Solution to all the subtasks with O(N log^2 N) complexity can be found here

Solution to all the subtasks with O(N log N) complexity can be found here

Tester’s Solution:

Can be found here

9 Likes

There exist an easier (in my opinion) solution without using a persistent data structures.

We will maintain the same segment tree like in setters solution, but not persistent. When we will sort a range [L,R] we will have a segment tree for the Set(L,R).
So, the pseudocode looks like this:

sort(L, R, Root):
    if (R - L + 1 <= 1) return 0;
    ans = R - L + 1;
    pivot = getKth(Root, (R-L+2)/2);
    if (pivot - L < R - pivot)
        for i = L to pivot
            Root.remove(Pos[i]);
        ans += sort(pivot + 1, R, Root);
        Root = Empty Segment Tree
        for i = L to pivot - 1
            Root.add(Pos[i]);
        ans += sort(L, pivot - 1, Root);
    else
        for i = pivot to R
            Root.remove(Pos[i]);
        ans += sort(L, pivot - 1, Root);
        Root = Empty Segment Tree
        for i = pivot + 1 to R
            Root.add(Pos[i]);
        ans += sort(pivot + 1, R, Root);
    return ans;

The worst case is when the pivot is (R-L+2)/2 all the time and the complexity is O(N log^2 N).

2 Likes

I used the range selection data structure mentioned in this paper: http://users-cs.au.dk/gerth/papers/isaac09median.pdf (subsection 2.1). Range selection was used in order to find the position with rank (R-L+2)/2 among the positions corresponding to the interval of numbers [L,R]. In essence the data structure is a segment tree with O(NlogN) memory. A standard implementation takes O(log^2(N)) per query (and, in fact, it only got me 86 points), but it can be improved to O(log(N)) by using fractional cascading (this way I got 100 points).

3 Likes

I used an entirely different approach which may sound really interesting to the rest of you. As you may already know, the general idea of the task is to be able to quickly recover the element in the median position of some array A’ - formed when only numbers in an interval [l,r] are taken from the initial array A.
For example,
if A=[4,3,5,1,2] and [l,r] = [2,4], then A’=[4,3,2] and the element in the median position is the second element, 3.
or if [l,r] = [1,4] then we would have A’=[4,3,1,2]. Again, the element in the median position is 3.

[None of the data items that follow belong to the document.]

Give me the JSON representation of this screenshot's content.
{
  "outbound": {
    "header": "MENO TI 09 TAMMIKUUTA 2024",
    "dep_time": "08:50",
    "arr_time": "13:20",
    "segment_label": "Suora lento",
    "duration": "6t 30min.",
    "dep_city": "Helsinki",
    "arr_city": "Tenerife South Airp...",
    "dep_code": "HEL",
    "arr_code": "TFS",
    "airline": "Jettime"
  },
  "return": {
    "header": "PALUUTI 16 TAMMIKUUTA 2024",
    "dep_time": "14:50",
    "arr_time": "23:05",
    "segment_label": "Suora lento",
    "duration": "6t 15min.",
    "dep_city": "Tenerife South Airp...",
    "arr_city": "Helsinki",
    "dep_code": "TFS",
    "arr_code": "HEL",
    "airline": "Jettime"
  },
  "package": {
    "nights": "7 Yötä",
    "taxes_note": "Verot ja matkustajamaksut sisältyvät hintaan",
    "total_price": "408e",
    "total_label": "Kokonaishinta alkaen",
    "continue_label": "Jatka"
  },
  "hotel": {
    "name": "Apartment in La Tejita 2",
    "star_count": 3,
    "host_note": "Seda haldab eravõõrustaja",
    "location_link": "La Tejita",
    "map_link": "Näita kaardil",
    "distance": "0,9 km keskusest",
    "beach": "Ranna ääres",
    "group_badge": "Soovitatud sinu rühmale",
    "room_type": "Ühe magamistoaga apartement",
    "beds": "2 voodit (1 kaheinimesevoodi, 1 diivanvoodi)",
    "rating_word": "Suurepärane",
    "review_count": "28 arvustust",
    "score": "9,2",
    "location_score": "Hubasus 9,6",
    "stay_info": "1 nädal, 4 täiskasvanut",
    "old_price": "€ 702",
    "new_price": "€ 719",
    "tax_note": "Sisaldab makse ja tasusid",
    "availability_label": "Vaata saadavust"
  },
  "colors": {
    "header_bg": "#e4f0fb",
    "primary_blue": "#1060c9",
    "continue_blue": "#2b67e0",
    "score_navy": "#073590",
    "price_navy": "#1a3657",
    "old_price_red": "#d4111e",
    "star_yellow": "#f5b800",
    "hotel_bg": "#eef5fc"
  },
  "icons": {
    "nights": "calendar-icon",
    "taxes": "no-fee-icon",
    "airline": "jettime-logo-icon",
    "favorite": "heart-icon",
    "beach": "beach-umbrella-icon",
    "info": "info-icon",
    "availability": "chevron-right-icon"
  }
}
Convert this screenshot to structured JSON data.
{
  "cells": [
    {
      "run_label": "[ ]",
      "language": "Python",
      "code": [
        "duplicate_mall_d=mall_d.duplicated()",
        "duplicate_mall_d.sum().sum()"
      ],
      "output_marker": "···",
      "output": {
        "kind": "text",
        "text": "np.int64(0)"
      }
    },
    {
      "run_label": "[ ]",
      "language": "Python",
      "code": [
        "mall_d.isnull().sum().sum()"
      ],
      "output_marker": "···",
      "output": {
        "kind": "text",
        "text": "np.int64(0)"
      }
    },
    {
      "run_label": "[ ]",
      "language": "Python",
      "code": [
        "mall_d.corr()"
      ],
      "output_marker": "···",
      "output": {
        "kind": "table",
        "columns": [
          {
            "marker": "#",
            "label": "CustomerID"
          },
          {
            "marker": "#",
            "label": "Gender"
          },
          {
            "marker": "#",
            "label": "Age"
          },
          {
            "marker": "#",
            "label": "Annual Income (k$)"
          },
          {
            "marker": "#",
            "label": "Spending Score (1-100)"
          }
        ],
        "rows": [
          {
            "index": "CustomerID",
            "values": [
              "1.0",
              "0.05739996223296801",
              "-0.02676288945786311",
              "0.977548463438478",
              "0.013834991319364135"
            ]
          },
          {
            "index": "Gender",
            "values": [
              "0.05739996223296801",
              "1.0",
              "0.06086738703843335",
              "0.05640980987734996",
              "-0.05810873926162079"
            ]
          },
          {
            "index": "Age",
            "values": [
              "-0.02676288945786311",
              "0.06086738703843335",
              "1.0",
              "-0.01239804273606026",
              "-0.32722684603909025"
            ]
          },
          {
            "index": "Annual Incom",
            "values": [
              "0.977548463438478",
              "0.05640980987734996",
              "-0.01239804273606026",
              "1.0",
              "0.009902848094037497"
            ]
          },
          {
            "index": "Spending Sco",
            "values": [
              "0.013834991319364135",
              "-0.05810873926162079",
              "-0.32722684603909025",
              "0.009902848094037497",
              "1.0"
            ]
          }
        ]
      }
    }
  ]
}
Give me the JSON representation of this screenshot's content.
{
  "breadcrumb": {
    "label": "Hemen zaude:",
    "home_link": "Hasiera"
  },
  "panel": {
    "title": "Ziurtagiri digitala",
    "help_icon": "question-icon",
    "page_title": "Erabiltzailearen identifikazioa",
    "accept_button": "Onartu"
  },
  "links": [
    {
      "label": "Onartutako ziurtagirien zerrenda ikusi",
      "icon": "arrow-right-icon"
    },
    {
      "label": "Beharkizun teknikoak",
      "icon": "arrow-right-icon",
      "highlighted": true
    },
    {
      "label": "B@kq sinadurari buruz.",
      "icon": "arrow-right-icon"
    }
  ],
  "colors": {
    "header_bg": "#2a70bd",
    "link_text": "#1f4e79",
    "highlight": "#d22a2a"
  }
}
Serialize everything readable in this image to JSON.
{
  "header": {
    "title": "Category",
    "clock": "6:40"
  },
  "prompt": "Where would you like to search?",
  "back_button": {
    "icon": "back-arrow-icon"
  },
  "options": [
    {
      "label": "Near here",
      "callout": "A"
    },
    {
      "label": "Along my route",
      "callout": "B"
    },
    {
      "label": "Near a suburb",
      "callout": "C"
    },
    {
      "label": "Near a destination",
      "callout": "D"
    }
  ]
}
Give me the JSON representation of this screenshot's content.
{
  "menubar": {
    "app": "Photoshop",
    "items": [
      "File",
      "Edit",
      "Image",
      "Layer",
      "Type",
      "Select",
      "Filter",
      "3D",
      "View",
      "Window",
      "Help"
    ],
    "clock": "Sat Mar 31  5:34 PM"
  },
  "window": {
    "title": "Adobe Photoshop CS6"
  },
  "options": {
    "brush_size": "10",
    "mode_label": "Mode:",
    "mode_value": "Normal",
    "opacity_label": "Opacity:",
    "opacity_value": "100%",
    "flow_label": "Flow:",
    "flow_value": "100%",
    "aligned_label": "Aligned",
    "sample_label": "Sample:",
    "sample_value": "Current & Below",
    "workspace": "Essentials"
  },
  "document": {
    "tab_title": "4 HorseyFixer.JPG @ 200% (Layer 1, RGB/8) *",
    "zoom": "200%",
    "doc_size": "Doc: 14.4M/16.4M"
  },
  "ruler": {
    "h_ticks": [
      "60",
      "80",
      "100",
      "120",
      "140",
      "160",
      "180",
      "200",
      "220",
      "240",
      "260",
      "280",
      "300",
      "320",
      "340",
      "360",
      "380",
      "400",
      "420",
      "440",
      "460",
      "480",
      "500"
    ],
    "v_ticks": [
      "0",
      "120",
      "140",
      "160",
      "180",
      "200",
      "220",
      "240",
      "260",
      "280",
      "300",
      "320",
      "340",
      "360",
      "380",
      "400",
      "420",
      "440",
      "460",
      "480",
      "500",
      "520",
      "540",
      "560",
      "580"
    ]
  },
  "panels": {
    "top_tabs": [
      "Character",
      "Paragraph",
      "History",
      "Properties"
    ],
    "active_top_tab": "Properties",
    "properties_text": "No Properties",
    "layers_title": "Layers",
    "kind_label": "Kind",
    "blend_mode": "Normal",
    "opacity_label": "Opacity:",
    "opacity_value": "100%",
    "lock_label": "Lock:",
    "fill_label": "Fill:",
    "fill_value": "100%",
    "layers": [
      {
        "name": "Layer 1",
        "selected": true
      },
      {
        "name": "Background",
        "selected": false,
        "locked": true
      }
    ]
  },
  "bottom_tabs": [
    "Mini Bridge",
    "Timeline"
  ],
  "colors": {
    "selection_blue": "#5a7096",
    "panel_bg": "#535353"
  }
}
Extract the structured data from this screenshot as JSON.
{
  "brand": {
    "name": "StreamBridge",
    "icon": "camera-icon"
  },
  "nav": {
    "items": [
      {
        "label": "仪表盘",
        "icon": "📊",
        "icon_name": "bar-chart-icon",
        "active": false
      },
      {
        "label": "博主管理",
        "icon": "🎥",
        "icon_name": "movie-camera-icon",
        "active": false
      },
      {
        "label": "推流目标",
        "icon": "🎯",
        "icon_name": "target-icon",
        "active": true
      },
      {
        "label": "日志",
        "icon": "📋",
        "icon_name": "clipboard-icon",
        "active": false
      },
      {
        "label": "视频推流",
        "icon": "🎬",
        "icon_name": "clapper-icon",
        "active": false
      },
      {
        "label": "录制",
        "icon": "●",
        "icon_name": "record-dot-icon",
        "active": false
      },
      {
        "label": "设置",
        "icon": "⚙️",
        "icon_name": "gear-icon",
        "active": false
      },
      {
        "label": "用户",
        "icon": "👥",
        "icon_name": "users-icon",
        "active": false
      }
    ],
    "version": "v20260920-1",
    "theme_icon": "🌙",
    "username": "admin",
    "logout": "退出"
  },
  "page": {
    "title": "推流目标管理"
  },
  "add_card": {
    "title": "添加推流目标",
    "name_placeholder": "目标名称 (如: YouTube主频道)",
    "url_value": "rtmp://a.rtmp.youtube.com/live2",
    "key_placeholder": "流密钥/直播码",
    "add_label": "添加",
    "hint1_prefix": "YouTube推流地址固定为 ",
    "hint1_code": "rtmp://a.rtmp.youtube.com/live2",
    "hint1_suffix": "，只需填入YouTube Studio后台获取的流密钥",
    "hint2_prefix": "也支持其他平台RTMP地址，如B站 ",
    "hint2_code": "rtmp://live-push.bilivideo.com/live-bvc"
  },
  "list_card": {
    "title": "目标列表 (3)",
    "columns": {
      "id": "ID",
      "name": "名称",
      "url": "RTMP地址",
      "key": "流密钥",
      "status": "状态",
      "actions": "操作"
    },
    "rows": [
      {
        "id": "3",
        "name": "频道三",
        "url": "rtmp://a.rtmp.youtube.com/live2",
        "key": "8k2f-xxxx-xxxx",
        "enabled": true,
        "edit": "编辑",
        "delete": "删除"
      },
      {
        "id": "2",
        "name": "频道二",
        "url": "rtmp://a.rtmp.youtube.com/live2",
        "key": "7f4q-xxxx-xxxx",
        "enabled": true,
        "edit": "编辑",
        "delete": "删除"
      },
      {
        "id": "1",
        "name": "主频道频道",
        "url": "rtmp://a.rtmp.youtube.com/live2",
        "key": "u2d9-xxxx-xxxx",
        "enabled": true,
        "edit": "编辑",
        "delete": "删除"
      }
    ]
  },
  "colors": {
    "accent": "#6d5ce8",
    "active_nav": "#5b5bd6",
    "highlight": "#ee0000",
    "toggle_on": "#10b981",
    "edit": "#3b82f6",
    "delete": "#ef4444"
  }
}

So, how do we do this? When I have an array A’ described by [l,r], say [l,r] = [1,5] and A’ = [4,5,3,2,1] I make it a double linked list, and I always keep a pointer to the median element. When I find the median, and now it’s 3, i need to split the list into two - one described by [1,2] and another described by [4,5]. I take the shorter of these two lists, and ignore it for now. I make the longer of the two lists by starting from the original one (described by [1,5]) and removing elements. Element removal is O(1). What do we do with all the ignored shorter lists? We put them in a queue, every time building the linked list from scratch. Because we always build a new list from scratch from a shorter list the overall complexity ends up being O(n log n) - interestingly, without using complex data structures or even recursion.

I am aware that my explanation is not very clear but as you will see, the


[1] is quite simple. It solves the largest test case in 0.16 seconds.

  [1]: http://www.codechef.com/viewsolution/2581145

Edit: Just found out that using a different approach for sorting changes the recurrence relation, and then the solution ends up being O(n). Very good! We have an optimal solution!
7 Likes

Can someone please explain how to solve DQUERY using a persistent segment tree? I am unable to find any way to count the number of distinct integers in a particular range without going right down to the leaves and there’s no point in doing that.

1 Like

how can we solve this by Persistence tree SPOJ.com - Problem DQUERYlink text

This post was flagged by the community and is temporarily hidden.

can someone tell why my code is giving tle link

Tests are weak I think, for example this solution will get TL on test:

N

N-1 N-3 N-5 … 1 2 4 6… N-2 N

where N = 500000.

How is this line

Root = Empty Segment Tree

implemented in your solution? It can be called O(n) times.

Yes, here we need to implement dynamic Segment Tree (we will create nodes only when we need them), i.e. this line just creates a single node.

Some O(log^2 N)-per-query solutions for range selection can pass if the constant factor is low, you can take a look at one of my solutions. The key idea of it is very famous. However, there are many more solutions than I could imagine, that’s why I like this problem :slight_smile:

And why is worst case O(N log^2 N) : why is worst case when pivot is in the middle? According to my analysis,
if T(N) := worst case for a length N query, then,
T(N) = max(over a: a <= N/2, and a is length of smaller breakup) (a logN + aloga + T(N-a) + T(a)).

I can prove, that each position will be inserted and removed at most O(log N) times. At the very beginning all positions are in range of size N (Range [1,N]), if we remove some position - it means that at the next step it will be in part of size at most N/2, after second removing - N/4, after Kth - N/(2^K), so, K <= log N.

When the pivot is in the middle all the time, this algorithm will perform exactly NlogN insertions and removing from the Segment Tree, so, it is the worst case.

@xcwgf666: Yes, indeed, it seems that there are many ways to successfully approach this problem, which is very nice. Which is your O(log^2(N)) solution which scores 100 points? Is it one of the solutions linked in the editorial or did you submit it in the practice section? (so I can find it there)

@mugurelionut, there is a link in the editorial.

I got your explanation partially, can you tell me what do you mean by building from scratch and how much complexity would it take, see as far my understanding is concerned deletion can take O(n) in worst case and building from scratch can also take O(n), but surely that’s not the case otherwise it wouldn’t have got AC, so a little more explanation would be great. :slight_smile:

Sir Mugurel i went through the paper but I am not able to understand it properly…it will be very helpful if you will show the structure of the BST by taking a small example…I will be very thankfull to you…